Work has already been completed along several sections of the route.

“We took a leap of faith in 2016, spending €170,000 of our own funds to get the greenway started,” Anna Marie Delaney, Chief Executive of Offaly County Council, said.

“Since then, we’ve committed a further €530,000 in council funding to the project and we’ve secured a €7 million in national funding, supported by the National Greenway Strategy.

“Again, arising from Connecting People - Connecting Places, the ‘big picture’ plan is to deliver Midlands Cycling Destination - Offaly, which would see run to more than 300km of greenway right throughout Co. Offaly, set in an amazing landscape and passing through many lovely towns and villages.”

The 71 kilometres of Grand Canal Greenway will run through Offaly, forming the “spine” of the Midlands Cycling Destination.

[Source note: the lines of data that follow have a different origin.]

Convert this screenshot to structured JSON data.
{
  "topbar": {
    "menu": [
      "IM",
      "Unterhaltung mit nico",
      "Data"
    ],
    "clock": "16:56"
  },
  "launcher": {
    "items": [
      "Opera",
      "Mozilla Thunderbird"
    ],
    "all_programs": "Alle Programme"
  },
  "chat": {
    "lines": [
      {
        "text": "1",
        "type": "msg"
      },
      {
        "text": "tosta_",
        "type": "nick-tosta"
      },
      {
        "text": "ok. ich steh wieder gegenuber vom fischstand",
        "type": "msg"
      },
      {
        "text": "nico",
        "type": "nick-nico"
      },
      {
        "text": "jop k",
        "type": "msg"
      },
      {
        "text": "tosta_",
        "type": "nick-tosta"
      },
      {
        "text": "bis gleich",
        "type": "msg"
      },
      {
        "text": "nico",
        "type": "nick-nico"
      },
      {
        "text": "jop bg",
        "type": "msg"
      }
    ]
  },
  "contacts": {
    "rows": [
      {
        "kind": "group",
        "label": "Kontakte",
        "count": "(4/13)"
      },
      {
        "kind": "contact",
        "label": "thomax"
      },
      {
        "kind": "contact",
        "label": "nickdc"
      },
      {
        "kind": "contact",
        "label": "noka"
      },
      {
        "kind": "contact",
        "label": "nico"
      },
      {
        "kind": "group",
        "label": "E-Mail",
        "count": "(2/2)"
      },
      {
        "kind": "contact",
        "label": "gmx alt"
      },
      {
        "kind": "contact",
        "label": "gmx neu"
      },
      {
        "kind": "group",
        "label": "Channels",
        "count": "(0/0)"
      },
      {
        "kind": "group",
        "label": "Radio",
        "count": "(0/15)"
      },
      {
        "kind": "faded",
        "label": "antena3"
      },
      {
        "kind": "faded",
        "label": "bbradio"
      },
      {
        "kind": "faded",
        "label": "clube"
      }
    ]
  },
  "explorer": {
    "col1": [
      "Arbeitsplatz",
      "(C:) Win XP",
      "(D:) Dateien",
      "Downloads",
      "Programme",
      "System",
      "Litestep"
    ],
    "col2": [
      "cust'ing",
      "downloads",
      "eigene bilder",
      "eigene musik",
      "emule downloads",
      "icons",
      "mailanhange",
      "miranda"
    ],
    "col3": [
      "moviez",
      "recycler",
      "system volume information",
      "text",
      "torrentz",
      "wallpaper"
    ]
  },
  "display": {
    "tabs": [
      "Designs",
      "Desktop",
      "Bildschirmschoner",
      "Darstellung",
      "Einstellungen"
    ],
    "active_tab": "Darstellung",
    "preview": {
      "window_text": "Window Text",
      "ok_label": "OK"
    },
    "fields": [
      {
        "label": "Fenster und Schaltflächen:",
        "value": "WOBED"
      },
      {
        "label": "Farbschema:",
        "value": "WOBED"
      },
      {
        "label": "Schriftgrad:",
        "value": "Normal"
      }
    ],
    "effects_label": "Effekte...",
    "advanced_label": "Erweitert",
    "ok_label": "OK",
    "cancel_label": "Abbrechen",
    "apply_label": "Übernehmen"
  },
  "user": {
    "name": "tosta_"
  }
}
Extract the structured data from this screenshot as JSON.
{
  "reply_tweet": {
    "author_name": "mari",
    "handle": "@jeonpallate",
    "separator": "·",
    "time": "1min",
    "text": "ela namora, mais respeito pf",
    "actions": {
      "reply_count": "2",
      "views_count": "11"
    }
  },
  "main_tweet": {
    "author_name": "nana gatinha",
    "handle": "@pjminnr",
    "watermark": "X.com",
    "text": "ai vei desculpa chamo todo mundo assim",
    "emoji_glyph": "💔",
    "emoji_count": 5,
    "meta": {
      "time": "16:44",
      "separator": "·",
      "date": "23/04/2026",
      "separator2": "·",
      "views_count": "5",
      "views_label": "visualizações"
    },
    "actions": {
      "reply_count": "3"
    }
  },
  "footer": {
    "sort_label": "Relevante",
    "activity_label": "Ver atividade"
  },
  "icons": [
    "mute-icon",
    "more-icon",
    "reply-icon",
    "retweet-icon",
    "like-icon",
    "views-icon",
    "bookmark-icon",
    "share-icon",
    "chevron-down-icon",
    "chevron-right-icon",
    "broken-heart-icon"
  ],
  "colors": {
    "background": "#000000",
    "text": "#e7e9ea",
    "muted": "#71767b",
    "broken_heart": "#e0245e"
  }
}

“The wider ‘Destination’ product will link to other national-scale greenways, such as the Old Rail Trail, Dublin-to-Galway Greenway, Royal Canal Greenway, Barrow Blueway and the Shannon Blueway,” Delaney said.

“The short-term hope for 2021 is that the Grand Canal Greenway, from Daingean and Tullamore to Lough Boora Discovery Park, will be the ‘next big greenway’ on a national scale, just like the Great Western Greenway and Waterford Greenway before it.”